As Chinese production is facing both internal pressures to close polluting factories, and price variable inputs swing, the future is bleak and exports will become constrained. Only one new greenfields primary magnesium plant built outside China over the past 15 years is still operating, this being the former ESAN owned plant in Turkey. Many of the world’s primary aluminium producers, therefore, remain critically exposed to a Chinese magnesium supply disruption, as do the thousands of downstream fabricators they supply.

Leaving aside costs it would take at least 30 months to establish a large, primary magnesium supply base to replace what is currently exported from China. If China were to experience a sizeable disruption to its primary magnesium exports, which prima facie appears a high probability, then many of the world’s largest primary aluminium producers would find themselves in a difficult situation.
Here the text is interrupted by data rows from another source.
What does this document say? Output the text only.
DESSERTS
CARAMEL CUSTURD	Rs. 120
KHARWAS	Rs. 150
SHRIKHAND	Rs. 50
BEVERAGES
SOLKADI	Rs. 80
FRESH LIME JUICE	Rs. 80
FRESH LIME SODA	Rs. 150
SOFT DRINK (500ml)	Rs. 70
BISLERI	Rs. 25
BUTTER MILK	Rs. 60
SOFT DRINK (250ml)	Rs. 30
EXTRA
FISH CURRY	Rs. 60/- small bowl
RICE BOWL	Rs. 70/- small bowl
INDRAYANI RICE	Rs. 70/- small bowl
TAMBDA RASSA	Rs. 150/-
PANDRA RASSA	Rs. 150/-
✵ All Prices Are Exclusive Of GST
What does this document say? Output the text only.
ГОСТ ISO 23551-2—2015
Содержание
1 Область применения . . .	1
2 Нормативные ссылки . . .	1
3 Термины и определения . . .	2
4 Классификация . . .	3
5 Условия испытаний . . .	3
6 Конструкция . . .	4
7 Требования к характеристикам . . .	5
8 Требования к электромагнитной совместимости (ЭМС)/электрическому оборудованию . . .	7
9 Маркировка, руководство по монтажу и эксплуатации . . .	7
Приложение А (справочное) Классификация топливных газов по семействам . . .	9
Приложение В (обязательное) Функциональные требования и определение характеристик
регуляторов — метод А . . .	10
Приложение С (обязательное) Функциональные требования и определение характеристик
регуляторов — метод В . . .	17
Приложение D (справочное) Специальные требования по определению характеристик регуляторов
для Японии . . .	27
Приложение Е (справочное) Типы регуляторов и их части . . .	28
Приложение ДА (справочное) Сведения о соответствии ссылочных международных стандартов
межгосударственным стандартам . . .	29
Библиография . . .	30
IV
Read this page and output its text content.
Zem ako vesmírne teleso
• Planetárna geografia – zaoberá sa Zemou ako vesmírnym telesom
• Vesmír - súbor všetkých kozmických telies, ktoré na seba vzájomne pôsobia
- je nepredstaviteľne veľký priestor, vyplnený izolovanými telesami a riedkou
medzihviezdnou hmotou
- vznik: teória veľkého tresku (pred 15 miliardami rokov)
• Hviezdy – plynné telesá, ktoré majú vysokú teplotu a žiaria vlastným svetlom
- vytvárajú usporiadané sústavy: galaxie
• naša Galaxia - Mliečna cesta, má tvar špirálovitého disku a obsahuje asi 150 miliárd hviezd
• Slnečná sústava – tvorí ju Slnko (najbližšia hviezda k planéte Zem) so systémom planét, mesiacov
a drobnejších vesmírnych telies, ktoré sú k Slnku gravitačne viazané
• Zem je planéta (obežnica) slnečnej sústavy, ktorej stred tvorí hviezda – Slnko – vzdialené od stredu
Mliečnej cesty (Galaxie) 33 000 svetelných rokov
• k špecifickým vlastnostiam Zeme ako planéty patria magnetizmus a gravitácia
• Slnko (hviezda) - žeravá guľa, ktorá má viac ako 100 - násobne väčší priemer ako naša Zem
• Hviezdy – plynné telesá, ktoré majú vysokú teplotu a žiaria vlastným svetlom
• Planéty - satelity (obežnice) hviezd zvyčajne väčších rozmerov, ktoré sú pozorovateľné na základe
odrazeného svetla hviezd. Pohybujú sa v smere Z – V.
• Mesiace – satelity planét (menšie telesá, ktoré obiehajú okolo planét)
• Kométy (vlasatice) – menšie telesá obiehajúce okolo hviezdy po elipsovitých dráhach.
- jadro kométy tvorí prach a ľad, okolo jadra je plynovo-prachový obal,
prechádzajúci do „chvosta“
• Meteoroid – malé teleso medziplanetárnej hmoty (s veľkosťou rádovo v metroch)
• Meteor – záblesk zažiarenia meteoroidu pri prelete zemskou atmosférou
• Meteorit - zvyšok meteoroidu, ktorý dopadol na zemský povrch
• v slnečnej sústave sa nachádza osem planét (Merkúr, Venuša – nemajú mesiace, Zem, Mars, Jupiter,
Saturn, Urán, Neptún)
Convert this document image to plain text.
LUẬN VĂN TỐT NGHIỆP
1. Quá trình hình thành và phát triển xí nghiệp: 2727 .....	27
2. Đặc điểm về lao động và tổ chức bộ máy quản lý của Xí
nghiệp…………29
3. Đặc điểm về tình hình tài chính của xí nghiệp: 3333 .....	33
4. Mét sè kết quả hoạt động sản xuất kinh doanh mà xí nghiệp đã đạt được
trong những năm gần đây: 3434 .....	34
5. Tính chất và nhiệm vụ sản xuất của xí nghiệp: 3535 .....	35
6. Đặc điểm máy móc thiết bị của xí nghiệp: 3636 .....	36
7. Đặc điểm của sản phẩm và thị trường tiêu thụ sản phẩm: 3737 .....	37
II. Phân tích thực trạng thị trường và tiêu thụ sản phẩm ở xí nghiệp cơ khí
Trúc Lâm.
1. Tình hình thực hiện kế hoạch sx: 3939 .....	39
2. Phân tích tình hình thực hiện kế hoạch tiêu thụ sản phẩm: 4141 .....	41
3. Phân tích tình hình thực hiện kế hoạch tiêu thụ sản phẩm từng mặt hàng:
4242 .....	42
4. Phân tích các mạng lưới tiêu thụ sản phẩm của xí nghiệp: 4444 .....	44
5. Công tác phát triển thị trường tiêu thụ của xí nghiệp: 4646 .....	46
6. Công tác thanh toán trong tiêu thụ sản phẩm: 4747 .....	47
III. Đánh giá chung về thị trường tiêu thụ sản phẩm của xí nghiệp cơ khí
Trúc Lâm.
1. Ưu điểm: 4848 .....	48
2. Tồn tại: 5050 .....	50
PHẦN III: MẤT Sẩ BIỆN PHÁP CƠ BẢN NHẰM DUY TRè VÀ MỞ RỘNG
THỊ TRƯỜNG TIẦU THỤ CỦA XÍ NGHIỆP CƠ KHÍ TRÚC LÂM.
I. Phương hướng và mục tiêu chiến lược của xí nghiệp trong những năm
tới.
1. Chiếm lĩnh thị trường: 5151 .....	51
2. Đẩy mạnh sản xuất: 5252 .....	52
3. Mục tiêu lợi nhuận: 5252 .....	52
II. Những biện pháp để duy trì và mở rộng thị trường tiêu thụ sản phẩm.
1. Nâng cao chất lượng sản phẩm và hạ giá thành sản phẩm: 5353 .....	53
Australia abounds with world-leading endowments of several minerals that have critical status in Australia and across the G7 economies. Australia also abounds with renewable energy potential, which can be further unlocked with synergy with energy-intensive processing of critical minerals into critical metals. Australia also has world-leading technology, involving the application of rocket nozzles for supersonic separation of metals. This CSIRO developed technology can unlock the potential of our endowments to become the world’s leading producer of green critical minerals. 

The world is ready for green metals. There is no green aluminium without green magnesium.